The Kerio Valley Development Authority and Indian investors will pump in Sh10 billion for a sugar production project.
KVDA chief executive David Kimosop said 25,000hectares ( 61,776 acres) will be set aside for cultivation and the building of a factory near Turkwel on the border between West Pokot and Turkana.
He spoke on Tuesday when he hosted 50 university students trained on food security for a year in Israel. The government, through KVDA, is also partnering with Israel to boost food security.
The students are on a 10-day field study in Kerio Valley where they will visit KVDA projects.
“We would like to give the students an opportunity to put into practice what they learned in Israel, a country that is a desert but produces its food locally,” Kimosop said.
The students will advise farmers on techniques to improve production. “KVDA believes it’s important to tap into what they have learned for the benefit of our country,” Kimosop said.
Kimosop said KVDA supports President Uhuru Kenyatta’s Big Four agenda and it will focus on improving food production in the North Rift region.
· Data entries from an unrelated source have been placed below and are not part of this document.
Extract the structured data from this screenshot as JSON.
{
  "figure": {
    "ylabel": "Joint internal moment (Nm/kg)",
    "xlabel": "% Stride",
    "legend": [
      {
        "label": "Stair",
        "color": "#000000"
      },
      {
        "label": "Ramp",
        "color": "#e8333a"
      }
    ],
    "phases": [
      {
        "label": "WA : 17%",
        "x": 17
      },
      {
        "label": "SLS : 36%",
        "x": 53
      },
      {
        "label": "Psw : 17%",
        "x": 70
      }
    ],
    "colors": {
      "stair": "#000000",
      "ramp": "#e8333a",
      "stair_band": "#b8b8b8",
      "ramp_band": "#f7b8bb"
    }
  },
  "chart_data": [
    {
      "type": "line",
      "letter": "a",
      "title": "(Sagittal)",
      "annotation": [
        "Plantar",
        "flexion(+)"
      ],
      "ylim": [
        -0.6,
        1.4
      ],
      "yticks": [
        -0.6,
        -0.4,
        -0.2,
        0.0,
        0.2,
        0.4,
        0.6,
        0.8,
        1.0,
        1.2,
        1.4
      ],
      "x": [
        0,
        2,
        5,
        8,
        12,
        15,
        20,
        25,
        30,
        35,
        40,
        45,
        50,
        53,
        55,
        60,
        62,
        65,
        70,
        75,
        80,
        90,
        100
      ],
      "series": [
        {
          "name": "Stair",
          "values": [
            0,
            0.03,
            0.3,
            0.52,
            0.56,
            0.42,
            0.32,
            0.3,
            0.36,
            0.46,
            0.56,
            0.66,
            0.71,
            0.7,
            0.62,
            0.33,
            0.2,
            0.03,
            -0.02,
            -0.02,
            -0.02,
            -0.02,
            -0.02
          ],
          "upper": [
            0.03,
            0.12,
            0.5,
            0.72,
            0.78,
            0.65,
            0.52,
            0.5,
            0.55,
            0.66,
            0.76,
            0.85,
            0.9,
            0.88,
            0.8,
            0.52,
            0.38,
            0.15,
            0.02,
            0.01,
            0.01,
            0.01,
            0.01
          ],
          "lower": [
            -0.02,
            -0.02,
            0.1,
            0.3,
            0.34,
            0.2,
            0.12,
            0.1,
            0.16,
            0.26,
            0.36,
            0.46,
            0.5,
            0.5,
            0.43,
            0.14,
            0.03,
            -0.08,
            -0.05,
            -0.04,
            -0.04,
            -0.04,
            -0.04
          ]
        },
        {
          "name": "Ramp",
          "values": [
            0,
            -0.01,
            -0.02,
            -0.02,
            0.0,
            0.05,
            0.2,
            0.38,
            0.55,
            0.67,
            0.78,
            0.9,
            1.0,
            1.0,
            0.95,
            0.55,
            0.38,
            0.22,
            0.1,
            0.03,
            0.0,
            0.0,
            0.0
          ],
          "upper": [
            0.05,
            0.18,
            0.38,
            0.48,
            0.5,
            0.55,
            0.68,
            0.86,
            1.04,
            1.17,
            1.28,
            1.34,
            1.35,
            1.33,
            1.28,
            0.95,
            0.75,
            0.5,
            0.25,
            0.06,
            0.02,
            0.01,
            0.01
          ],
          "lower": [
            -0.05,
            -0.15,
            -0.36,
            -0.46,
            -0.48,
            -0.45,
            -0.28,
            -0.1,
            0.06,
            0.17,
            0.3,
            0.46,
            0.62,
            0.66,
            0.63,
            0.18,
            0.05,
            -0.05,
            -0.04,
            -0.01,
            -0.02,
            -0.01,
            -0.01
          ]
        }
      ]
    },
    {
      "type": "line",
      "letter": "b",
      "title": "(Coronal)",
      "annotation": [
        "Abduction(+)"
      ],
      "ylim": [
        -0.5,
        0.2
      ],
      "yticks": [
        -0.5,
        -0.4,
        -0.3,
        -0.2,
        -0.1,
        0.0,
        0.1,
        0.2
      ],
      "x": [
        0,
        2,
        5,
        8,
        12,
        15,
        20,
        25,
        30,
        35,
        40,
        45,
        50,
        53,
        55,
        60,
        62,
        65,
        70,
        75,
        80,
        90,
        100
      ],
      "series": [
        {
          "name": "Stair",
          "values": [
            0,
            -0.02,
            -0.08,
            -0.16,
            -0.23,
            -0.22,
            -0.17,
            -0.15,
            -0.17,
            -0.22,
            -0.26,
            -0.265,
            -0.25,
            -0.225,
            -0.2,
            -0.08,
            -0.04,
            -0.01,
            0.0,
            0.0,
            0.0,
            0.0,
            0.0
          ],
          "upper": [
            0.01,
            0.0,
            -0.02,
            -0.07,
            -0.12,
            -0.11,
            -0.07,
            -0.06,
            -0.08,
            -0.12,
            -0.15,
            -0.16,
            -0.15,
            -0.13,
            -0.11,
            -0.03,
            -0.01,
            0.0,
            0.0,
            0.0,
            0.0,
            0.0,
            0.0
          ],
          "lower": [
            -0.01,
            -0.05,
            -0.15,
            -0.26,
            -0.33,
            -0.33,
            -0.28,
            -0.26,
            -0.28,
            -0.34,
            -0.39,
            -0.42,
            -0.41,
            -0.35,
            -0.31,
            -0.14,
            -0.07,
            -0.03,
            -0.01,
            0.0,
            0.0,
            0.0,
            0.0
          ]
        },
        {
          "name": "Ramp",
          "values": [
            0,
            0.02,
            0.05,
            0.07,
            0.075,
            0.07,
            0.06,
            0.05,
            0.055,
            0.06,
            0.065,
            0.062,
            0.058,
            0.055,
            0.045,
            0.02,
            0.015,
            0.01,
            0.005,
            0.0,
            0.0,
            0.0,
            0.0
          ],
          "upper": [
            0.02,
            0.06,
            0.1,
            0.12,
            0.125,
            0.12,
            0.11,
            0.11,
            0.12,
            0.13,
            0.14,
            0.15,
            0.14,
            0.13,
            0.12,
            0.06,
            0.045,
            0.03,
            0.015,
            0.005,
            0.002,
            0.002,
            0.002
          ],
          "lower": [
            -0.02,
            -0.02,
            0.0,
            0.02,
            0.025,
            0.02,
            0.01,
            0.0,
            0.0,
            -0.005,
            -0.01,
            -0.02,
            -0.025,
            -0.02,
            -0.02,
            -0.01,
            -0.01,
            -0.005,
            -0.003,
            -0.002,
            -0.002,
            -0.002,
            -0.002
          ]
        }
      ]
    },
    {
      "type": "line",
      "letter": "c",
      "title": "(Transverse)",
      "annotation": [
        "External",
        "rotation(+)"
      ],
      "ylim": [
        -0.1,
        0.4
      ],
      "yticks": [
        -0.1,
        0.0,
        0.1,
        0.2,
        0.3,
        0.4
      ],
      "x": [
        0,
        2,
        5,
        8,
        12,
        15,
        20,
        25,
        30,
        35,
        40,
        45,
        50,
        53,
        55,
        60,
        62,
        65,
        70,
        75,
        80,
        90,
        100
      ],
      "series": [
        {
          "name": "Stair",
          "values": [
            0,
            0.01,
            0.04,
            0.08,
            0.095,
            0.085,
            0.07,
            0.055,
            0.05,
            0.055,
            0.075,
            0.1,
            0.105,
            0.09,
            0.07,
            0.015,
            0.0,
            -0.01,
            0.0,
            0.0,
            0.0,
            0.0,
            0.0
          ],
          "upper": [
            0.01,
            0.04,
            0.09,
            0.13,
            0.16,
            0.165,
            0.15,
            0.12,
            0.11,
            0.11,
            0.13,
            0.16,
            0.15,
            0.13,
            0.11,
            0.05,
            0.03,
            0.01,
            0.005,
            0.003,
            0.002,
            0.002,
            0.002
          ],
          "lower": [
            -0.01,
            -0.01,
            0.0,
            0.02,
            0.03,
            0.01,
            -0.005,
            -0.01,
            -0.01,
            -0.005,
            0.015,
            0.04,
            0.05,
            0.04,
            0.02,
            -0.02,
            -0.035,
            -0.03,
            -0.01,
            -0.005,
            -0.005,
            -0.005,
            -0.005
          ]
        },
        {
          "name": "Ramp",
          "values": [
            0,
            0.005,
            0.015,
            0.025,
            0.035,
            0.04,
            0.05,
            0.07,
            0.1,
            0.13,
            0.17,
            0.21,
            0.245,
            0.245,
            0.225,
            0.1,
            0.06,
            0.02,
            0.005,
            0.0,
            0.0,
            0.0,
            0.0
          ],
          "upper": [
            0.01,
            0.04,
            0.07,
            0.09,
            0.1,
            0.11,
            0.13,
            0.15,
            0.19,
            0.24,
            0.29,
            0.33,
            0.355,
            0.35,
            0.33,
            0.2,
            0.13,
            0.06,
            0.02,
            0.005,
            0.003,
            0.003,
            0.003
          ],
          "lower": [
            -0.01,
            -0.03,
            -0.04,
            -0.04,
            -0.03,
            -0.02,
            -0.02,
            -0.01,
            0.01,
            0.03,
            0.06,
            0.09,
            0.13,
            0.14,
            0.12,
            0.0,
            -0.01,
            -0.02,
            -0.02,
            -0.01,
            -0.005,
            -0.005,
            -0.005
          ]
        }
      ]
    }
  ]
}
“The sugar project we are planning will empower pastoralists economically and enable the country sustain itself in sugarcane production,” he said.
Sugarcane yield in Rift Valley has increased from 1,041,780 tonnes to 1,644,395 tonnes in two years as more farmers diversify.
A report indicates the acreage under sugarcane has increased from 56.8ha ( 140.3 acres) to 64.2ha ( 158.6 acres) with production of 2,198 tonnes.
Kimosop said KVDA will focus on food production in the North Rift counties because they are usually worst hit by drought.